Try ALS! :< Imagine knowing TODAY is the *best* day of the rest of your life (i.e., TOMORROW *will* be worse!) I've known a couple of people who went that way. Gotta give them credit for facing what's got to be a miserable reality (with very little realistic chance for a "cure" in the time you have left)

I wanna die peacefully, in my sleep. Like grandpa. Not screaming in terror like the people on the bus he was driving!

Reply to
Don Y

I've spent time in New Mexico, but can't stand Arizona. I'm from the Canadian Riviera, so dirt and rocks and baking heat aren't my thing. You folks do that well, though. ;)

I really like the weather here in downstate NY (*)--I nearly always wear golf shirts, and go to work in shorts and flipflops about 5 months of the year.

One January (2012ish) I was on my then-regular 1 week/month gig in Albuquerque. I had a VRBO that I rented most months--a beautiful 3-BR house in Placitas, at just over 6000 ft elevation on the western shoulder of Sandia Mountain, that looked out west over the Rio Grande valley. I could see probably 50 miles on a good day.

It had the most beautiful sunrises I have ever seen, on account of the view and a bit of dust in the air. Just about every day before sunup, the whole view was dark purple and black. As the sun rose behind the mountain, a bright pink layer gradually descended over the purple-black mesas, until the sunlight hit the ground. It was like a pousse-cafe'. Amazing.

This January night, it was probably 10 degrees out, and as dry as dry. I left the bedroom window open a little and went to sleep. Around 2 AM I woke up because my throat was so dry I could hardly breathe. I went and stood in the shower until it all got unstuck, which took a fair while. Not fun.

So the desert isn't my natural habitat.

Cheers

Phil Hobbs

(*) Some folks think that 'upstate' begins at the Willis Avenue Bridge, but I take a more classically liberal view and say that the boundary is probably the Croton River. Some radicals think that it's I-84, but that's clearly upstate--just count the locals' heads. ;)

Reply to
Phil Hobbs

Yesterday was the first anniversary of the death of a pal I'd known for over 30 years, from ALS. No, it isn't pretty.

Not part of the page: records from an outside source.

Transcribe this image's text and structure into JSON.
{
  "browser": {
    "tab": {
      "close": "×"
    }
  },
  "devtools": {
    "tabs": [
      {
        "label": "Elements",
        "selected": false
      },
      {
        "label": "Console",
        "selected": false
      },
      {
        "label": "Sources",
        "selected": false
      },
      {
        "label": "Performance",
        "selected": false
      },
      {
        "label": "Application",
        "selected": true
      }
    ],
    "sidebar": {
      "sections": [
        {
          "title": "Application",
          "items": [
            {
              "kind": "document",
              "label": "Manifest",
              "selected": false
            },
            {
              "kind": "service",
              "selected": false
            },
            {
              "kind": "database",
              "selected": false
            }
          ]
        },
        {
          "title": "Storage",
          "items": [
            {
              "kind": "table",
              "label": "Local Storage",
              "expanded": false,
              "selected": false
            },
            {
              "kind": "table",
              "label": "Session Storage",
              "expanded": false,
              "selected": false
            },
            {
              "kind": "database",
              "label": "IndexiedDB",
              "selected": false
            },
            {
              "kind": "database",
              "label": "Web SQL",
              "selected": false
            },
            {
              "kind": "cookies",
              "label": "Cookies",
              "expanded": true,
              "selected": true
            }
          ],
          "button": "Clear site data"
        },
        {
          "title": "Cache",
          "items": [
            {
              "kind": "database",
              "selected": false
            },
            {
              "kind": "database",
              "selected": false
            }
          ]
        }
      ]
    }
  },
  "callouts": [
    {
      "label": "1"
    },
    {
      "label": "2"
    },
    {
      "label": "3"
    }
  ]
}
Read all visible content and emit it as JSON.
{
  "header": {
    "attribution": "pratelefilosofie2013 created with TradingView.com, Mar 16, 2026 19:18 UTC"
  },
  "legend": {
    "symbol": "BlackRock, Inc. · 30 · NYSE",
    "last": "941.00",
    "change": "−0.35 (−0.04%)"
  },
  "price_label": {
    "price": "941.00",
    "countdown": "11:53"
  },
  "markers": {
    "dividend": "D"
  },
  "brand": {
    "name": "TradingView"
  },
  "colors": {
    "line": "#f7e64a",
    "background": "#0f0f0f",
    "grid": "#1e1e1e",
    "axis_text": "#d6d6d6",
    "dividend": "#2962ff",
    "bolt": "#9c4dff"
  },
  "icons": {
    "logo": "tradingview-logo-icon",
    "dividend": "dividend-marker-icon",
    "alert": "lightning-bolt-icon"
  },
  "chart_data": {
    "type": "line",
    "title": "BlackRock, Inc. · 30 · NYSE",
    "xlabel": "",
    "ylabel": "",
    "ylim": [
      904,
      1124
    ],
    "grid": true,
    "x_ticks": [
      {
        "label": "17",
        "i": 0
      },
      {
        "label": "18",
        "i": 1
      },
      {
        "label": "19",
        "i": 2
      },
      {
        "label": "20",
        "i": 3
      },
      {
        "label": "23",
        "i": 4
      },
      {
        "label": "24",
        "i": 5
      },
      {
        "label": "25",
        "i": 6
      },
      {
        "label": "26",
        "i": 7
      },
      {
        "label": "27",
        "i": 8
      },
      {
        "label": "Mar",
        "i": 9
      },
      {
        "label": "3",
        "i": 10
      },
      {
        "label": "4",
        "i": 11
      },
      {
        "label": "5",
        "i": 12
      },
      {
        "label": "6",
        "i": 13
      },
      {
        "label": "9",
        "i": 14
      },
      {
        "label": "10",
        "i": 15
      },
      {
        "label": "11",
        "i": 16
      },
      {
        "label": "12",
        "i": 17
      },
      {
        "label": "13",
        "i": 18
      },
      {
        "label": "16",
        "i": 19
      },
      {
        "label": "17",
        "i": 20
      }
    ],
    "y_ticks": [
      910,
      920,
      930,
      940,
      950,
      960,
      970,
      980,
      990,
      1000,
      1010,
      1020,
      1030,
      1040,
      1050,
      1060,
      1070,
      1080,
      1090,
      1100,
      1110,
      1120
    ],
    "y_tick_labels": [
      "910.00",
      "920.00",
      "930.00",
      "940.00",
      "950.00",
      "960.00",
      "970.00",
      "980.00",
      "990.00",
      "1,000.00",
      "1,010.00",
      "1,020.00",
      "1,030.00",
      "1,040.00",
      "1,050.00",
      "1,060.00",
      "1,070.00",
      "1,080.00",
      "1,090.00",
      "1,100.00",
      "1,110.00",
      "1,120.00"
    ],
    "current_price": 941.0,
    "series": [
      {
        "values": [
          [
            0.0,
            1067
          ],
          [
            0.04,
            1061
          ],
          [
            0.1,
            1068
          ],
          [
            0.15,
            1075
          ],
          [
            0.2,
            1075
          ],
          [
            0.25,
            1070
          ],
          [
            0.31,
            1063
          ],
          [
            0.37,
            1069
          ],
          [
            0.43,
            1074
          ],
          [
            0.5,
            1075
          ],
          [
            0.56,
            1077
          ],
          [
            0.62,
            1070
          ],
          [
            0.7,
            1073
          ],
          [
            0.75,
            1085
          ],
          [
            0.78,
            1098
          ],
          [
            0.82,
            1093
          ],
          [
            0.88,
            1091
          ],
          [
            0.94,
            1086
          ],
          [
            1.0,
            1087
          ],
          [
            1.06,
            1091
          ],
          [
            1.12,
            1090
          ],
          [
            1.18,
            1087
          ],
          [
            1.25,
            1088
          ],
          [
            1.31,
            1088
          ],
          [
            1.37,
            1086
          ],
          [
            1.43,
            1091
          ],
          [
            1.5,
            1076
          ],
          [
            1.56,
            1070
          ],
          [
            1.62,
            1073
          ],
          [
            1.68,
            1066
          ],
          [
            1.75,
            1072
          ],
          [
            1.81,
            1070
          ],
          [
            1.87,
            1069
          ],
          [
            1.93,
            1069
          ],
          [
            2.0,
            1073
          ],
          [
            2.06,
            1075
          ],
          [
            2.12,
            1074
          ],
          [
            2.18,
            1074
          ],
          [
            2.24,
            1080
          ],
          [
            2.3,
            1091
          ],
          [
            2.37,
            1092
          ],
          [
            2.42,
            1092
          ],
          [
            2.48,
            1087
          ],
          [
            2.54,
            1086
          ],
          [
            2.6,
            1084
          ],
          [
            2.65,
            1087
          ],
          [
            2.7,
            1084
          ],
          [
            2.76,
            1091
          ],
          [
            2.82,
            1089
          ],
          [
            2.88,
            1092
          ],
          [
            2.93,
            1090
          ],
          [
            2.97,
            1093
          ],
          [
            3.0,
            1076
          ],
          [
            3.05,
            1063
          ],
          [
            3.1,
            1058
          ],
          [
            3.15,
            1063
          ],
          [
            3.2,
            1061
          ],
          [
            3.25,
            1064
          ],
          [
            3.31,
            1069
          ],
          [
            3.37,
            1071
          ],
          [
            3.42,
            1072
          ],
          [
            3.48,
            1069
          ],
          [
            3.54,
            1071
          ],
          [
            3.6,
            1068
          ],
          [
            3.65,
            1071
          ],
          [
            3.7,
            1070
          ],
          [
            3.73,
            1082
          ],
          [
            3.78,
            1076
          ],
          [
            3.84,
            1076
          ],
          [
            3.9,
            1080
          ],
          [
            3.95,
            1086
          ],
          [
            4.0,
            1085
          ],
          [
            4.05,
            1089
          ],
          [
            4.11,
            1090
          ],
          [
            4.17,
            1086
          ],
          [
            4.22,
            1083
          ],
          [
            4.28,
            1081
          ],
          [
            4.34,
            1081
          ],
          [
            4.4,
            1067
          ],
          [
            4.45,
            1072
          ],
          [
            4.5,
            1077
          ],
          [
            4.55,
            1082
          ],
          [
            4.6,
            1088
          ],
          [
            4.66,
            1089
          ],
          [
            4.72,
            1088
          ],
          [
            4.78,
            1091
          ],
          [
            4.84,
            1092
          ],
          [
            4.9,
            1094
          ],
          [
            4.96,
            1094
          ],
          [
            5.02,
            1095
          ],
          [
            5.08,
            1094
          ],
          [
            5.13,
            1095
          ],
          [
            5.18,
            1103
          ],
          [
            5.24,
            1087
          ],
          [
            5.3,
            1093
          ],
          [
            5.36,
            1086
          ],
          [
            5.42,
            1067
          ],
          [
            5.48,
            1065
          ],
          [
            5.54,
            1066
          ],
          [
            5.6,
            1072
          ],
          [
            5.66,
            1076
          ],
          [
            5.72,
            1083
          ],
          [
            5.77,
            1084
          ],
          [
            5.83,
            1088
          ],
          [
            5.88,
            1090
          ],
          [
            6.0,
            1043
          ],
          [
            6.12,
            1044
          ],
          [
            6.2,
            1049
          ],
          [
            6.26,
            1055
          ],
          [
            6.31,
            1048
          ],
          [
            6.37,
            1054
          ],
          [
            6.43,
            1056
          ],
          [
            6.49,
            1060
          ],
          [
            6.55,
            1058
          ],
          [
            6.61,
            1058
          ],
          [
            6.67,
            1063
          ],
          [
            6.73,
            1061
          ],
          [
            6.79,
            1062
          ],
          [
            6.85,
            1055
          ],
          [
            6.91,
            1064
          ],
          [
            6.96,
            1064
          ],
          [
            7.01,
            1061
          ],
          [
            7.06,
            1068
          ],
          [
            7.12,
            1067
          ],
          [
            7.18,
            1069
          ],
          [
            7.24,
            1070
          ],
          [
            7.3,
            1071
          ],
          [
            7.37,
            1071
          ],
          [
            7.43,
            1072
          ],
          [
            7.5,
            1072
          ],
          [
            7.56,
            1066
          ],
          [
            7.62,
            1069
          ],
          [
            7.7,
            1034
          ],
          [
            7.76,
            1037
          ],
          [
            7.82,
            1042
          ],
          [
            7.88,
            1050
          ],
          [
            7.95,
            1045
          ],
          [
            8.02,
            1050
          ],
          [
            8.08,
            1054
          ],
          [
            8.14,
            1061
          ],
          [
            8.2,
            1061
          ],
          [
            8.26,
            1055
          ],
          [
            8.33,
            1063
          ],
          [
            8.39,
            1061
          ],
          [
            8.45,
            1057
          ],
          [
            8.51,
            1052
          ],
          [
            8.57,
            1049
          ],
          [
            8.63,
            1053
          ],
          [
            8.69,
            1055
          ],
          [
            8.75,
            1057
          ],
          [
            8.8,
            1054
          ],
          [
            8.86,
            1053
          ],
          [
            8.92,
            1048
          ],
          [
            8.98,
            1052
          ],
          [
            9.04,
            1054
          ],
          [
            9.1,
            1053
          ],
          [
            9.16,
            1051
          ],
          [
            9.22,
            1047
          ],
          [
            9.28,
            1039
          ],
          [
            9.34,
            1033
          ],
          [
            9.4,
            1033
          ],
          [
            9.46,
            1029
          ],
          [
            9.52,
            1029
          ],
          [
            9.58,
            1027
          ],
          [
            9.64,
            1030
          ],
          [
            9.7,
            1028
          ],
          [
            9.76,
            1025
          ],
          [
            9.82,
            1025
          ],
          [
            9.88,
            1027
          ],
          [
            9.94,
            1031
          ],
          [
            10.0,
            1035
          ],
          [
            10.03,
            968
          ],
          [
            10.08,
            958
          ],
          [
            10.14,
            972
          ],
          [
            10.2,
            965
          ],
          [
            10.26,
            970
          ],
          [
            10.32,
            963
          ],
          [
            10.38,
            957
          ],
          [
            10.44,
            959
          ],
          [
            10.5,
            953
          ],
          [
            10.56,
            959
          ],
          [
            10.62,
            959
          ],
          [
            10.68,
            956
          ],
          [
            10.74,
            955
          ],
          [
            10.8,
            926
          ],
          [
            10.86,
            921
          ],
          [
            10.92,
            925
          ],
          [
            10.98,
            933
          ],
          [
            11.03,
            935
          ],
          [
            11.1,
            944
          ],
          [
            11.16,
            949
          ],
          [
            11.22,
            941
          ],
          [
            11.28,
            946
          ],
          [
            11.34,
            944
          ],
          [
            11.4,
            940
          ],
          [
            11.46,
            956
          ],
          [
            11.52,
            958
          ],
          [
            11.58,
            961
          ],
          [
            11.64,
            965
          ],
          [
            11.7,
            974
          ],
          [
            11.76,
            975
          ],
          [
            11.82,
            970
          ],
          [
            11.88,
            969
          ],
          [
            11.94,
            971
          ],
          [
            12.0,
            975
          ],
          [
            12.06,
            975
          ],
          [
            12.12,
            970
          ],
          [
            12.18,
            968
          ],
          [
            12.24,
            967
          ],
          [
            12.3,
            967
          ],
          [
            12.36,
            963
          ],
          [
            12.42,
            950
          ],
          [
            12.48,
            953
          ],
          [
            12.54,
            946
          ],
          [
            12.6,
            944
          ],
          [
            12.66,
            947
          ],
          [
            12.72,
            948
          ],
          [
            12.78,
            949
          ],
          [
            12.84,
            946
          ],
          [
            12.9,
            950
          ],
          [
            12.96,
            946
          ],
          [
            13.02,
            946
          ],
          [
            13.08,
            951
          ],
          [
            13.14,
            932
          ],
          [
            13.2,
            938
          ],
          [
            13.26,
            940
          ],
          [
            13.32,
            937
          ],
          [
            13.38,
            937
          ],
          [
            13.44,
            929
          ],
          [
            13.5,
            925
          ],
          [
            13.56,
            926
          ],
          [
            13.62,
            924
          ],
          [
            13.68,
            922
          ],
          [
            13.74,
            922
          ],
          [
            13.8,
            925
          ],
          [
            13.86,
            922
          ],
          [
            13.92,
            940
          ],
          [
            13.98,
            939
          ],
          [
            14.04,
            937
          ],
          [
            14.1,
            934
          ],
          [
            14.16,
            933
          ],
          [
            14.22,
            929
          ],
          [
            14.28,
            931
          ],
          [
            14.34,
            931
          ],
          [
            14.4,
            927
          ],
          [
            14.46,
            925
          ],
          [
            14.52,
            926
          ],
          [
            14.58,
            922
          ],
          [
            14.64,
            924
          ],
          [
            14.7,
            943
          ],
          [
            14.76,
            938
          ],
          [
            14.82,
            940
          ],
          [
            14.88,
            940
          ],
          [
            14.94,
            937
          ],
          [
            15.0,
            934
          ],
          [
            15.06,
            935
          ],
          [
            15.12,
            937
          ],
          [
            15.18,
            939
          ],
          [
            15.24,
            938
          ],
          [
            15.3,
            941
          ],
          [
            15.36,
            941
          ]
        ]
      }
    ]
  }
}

But unlike getting run over by a bus, or dying unexpectedly in one's sleep, it does give the opportunity to die prepared, if one is so inclined.

Cheers

Phil Hobbs

Reply to
Phil Hobbs

Exactly. You'll hear (some) electricians complaining that the Code exists just to make their lives more complicated: "What's wrong with stapling ROMEX to the facia boards on the house?"

Reply to
Don Y

There are what I call 'hot sitcks', battery powered devices that are about an inch in diameter and a few inches long battery powered. They have a LED that lights up when the stick is near a voltage. Put one of those next to the wires comming in from the transformer and put a WIFI camera facing it. When the LED comes on you know you have main power back.